Durkheim's theory was that the people are not really worshipping the kangaroo. They are symbolically acknowledging that something is greater than the individuals in the group. What Durkheim speculated was that what the people were worshipping was not the totem, but the group itself. It was the group that was superior to the individual, outside the individual, and demanding respect and deference. The totem could be anything. For each group of people, some object or person symbolized a force greater than the individuals in the group. Since the totem was greater than the individuals, the perception of the participants was that the totem is greater than the group itself.

What religion does for people is to provide them a symbolic way of expressing their dependence on something outside themselves. The religious attitude is "I am not master of my own universe. My universe has a master greater than me." The individualism of modern cultures teaches people to say "I am master of my own universe. There is nothing that can put limits on what I can or cannot do."

Note that in Durkheim's understanding, the individual cannot live by a religious attitude without the involvement of a group. I cannot be my own religion. I have to unite with other people, through ritual and other group activities, if I want to live with zest and enthusiasm.

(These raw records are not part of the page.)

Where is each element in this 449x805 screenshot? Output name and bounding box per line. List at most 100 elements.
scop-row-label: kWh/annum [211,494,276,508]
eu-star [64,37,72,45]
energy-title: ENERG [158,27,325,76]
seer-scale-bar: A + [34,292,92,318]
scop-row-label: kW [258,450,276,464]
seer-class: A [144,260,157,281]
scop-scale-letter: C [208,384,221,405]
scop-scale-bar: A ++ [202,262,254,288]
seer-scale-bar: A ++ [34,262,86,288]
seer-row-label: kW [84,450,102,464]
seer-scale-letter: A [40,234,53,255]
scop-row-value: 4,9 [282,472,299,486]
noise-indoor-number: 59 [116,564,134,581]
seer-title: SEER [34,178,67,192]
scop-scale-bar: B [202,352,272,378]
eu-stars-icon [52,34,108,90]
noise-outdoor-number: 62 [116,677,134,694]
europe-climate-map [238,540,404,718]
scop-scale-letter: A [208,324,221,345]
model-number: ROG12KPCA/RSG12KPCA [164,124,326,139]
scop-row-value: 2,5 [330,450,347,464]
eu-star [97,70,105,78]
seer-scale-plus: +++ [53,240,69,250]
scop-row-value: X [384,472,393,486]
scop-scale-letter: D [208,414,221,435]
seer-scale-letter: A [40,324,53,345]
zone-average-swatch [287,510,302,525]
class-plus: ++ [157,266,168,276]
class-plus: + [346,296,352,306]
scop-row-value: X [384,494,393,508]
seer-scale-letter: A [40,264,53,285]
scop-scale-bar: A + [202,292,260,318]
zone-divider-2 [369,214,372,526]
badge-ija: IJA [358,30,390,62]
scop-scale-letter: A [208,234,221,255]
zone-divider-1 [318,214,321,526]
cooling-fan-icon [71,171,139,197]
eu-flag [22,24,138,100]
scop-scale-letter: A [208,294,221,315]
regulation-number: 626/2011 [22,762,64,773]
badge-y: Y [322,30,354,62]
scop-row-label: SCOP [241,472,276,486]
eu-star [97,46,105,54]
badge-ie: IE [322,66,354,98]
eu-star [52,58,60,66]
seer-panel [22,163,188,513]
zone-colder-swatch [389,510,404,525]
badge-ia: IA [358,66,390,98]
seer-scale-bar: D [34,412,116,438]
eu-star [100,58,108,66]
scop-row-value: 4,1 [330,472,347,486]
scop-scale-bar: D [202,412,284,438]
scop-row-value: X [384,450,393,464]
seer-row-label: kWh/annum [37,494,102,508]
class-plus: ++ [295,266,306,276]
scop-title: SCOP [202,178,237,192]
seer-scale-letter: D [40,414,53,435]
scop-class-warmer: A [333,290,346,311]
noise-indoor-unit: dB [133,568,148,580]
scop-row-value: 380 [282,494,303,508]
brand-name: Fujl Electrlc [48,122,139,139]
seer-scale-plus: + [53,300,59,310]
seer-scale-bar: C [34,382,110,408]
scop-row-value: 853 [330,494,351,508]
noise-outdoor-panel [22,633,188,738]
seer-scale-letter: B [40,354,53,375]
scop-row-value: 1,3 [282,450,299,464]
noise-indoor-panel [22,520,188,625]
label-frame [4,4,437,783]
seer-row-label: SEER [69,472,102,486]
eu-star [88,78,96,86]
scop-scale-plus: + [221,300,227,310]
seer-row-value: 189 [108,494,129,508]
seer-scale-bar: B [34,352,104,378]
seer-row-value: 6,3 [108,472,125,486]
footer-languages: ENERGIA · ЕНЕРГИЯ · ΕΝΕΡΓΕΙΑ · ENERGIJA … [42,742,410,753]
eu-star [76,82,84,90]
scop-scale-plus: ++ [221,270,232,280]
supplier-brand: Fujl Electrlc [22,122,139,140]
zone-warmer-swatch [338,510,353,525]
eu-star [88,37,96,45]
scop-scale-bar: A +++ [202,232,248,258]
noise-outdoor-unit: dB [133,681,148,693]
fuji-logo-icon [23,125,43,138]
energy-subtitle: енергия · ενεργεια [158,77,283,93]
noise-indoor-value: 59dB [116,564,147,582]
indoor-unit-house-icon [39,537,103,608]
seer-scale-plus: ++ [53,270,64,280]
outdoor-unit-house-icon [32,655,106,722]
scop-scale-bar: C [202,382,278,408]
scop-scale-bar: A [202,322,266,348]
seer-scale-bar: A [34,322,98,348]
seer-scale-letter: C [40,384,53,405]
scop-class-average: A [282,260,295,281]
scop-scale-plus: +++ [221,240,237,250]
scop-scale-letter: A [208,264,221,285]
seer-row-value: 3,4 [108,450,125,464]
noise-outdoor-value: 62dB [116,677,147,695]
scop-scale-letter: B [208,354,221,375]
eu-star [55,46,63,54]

The zest and enthusiasm idea was central to Durkheim's theory. Religion does not just provide limits on people. It creates moments of excitement that take people out of themselves and gives them reason to live everyday life with some excitement. Religious rituals interrupt everyday life with moments of group enthusiasm. People need that.

Our society does seem to have a lot of people who lack enthusiasm for living. People seem vulnerable to all kinds of victimization--online bullying, rip-offs in everyday exchanges with other people, violence within forms of intimate contact. There is nothing greater than the individual which can put limits on how people should treat each other. We are all our own religion. We are limitless, free, and wandering in search of enthusiasm.

Wikipedia says "The word [enthusiasm] was originally used to refer to a person possessed by God, or someone who exhibited intense piety. It implies that something outside the individual has taken hold of a person."

There seem to be moments in our society when people experience such possession. Concerts by famous musicians come to my mind. But that kind of enthusiasm is not enough to sustain everyday living. People have to go back to their everyday environments, which no longer provide weekly, even though much less intense, moments of being taken out of themselves. Just gathering among other people on a regular basis can do a lot for people. What religious communities do is to systematize such gathering and make it predictable and controllable. That is reassuring to people.

But it is on the international, geopolitical level that the absence of a sense of "something outside oneself" is most felt. When a nation or warlord does not see itself limited by something outside itself, there are no limits on behavior. International law, the Geneva Conventions, or the rules of war are no longer relevant to the group's behavior.

Durkheim's theory originally shook my religious faith. If my worship is really only worship of the group of people that surround me, is my faith based on illusion? Perhaps I am just rationalizing my own prejudices. But I reason that the sense that we humans have of a need for something beyond ourselves could be written into our constitutions just as much as my body is sustained by mechanisms written into my biology. Maybe those functions originated out of evolution, but evolution itself could have been authored by a force or being characterized by wisdom and love.

I can't prove that it was authored that way, but no one else can prove that it wasn't. I choose to believe that it was. That is my faith. That is what faith means. But it sure helps when other people share that faith with me, and share it on a regular basis.